When was the last time you climbed a tree? Or have you ever climbed any tree in your life? Meet this young Delhi resident who connects people with the environment by teaching them how to climb trees, hug them, plant them, and a lot more.
“Many people in big cities suffer from tree blindness. They notice each other’s cars, clothes and houses, but they don’t notice the trees around them – a new tree that has been planted, an old one that was cut down – everything goes unnoticed. I see trees being cut down in Delhi everyday because of silly reasons that people have – some say the trees prevent sunlight from coming into their houses, others complain about falling leaves and flowers, and yet others about the gathering birds. They cut them to make space for parking, for street lights, and so many other reasons, forgetting that these trees are alive and they are growing,” laments Verhaen Khanna, the founder of New Delhi Nature Society (NDNS).
A resident of Delhi, 27-year-old Verhaen is on a mission to cure tree blindness with some unique activities meant to bring people closer to nature.
He started NDNS in 2014, just as a Facebook group where he posted information and pictures of environment-related activities like tree planting, camp-outs, etc., which he was doing with his friends. Slowly, more people started getting interested in his nature outings and the community grew.
“I decided to call it the New Delhi Nature Society because, as the name suggests, it is for all the people in New Delhi who are inclined towards nature.

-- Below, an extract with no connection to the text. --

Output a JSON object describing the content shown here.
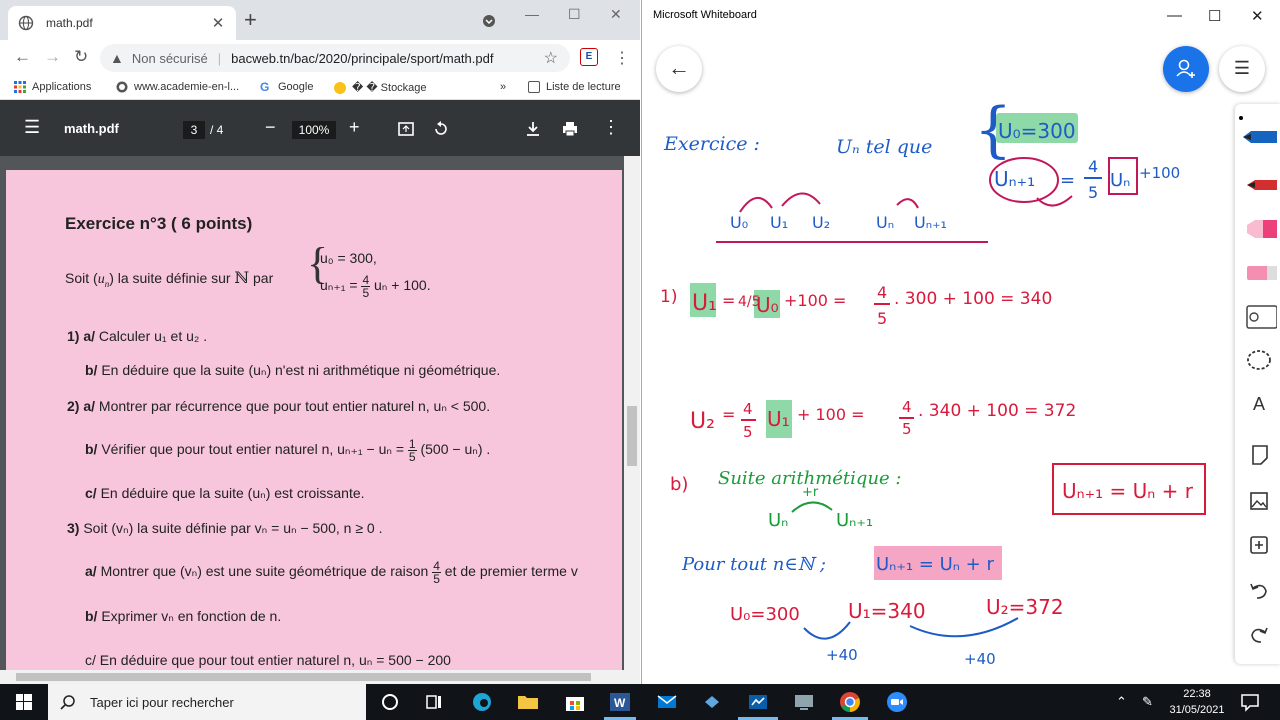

Here, no one needs to sign forms or give any passport-size photographs. You just have to be proactive about the environment, love nature, enjoy it, take pictures, and have fun,” he says.
The core of NDNS lies in the awareness activities and workshops Verhaen conducts to get people more involved and connected with nature.
One of the most interesting workshops he has been conducting around the city over the past two years is where you learn everything about climbing trees – an activity that was considered fun and commonplace not many years ago but is dead and forgotten in most parts of urban India now.
“People are quite disconnected from trees in big cities. They think climbing trees is not for them. In Delhi, you will hear people saying ‘let’s go sit in a mall,’ but sitting on a tree? It is something that they are scared of,” says Verhaen.
His tree climbing workshops are open to children between the ages of ‘5 and 150’:
“We make adults feel like children. Many senior citizens come for the workshops and they are always very happy. Some say that they had not climbed a tree in 50 years. I have met some teenagers in schools who have never touched a tree in their lives, and it is disappointing. They are scared that the tree will bite them or something if they touch it. But once they start climbing and get accustomed to it, they are almost like monkeys, having a lot of fun,” he laughs.
Verhaen usually conducts the workshops in places like Lodhi Garden, Nehru Park, New Friends Colony, farmhouses with big trees that belong to people he knows, etc. “Sometimes we go to explore secret places in Delhi that not many people know of, so they are not crowded. We find large banyan trees with vines that are fun to swing on…It is spring in Delhi right now and there are so many trees with beautiful fruits and flowers. We have found that trees with fruits are such that it is easy for people to climb them and reach the fruits,” he says.
Other activities include camping, planting trees, artwork using recyclable materials, workshops for tree hugging, camp-out sessions with yoga classes amidst nature, workshops to sensitise students about the environment, astronomy workshops, etc. Verhaen is currently concentrating on designing more programmes for school and college students as well.
He organizes a couple of workshops every month in collaboration with different organizations working in the field of environment conservation, which help him in getting more people on board.
Currently, he is conducting a tree census in New Friends Colony, where people just get together to count trees in the locality and document information about them, like tree type, height, girth, any special observations about the tree, etc. Most workshops have groups of 20 participants. While some workshops are free and people can donate whatever amount they want for NDNS, others have an admission fee of Rs. 100-200.
Verhaen studied aviation and is a commercial pilot by training. “I am not flying right now and am focussing my time and energy on these valuable activities, which are adding value to my world too,” he says. He is working on NDNS alone, with some volunteers and interns who keep joining from time to time. Additionally, he is also working as a light painting artist in a friend’s organization, and uses the income from there to sustain himself and organize the workshops.
Verhaen has also launched a YouTube channel of NDNS, where he uploads two series of videos – Project Swachh, covering interviews with people doing environment-related work, and WTF Quicky, short videos about nature that are uploaded every Wednesday, Thursday and Friday (thus WTF).
From being tree blind to identifying trees and knowing their names, Verhaen has witnessed people being transformed in terms of how they see nature with the help of these workshops and videos.
Children have started loving the trees in their surroundings and people have become more compassionate towards nature.
“The idea is to make nature a cool thing again. We live in such times where children know the names of different brands by heart, but not the names of plants. I am trying to create an army of ninja environmentalists who will take care of the environment as a larger team in the future. So if you are suffering from tree blindness, find friends who know about trees and spend time with them – they will be the best people to teach you about trees.”
“Go out and have some fun in nature,” he concludes.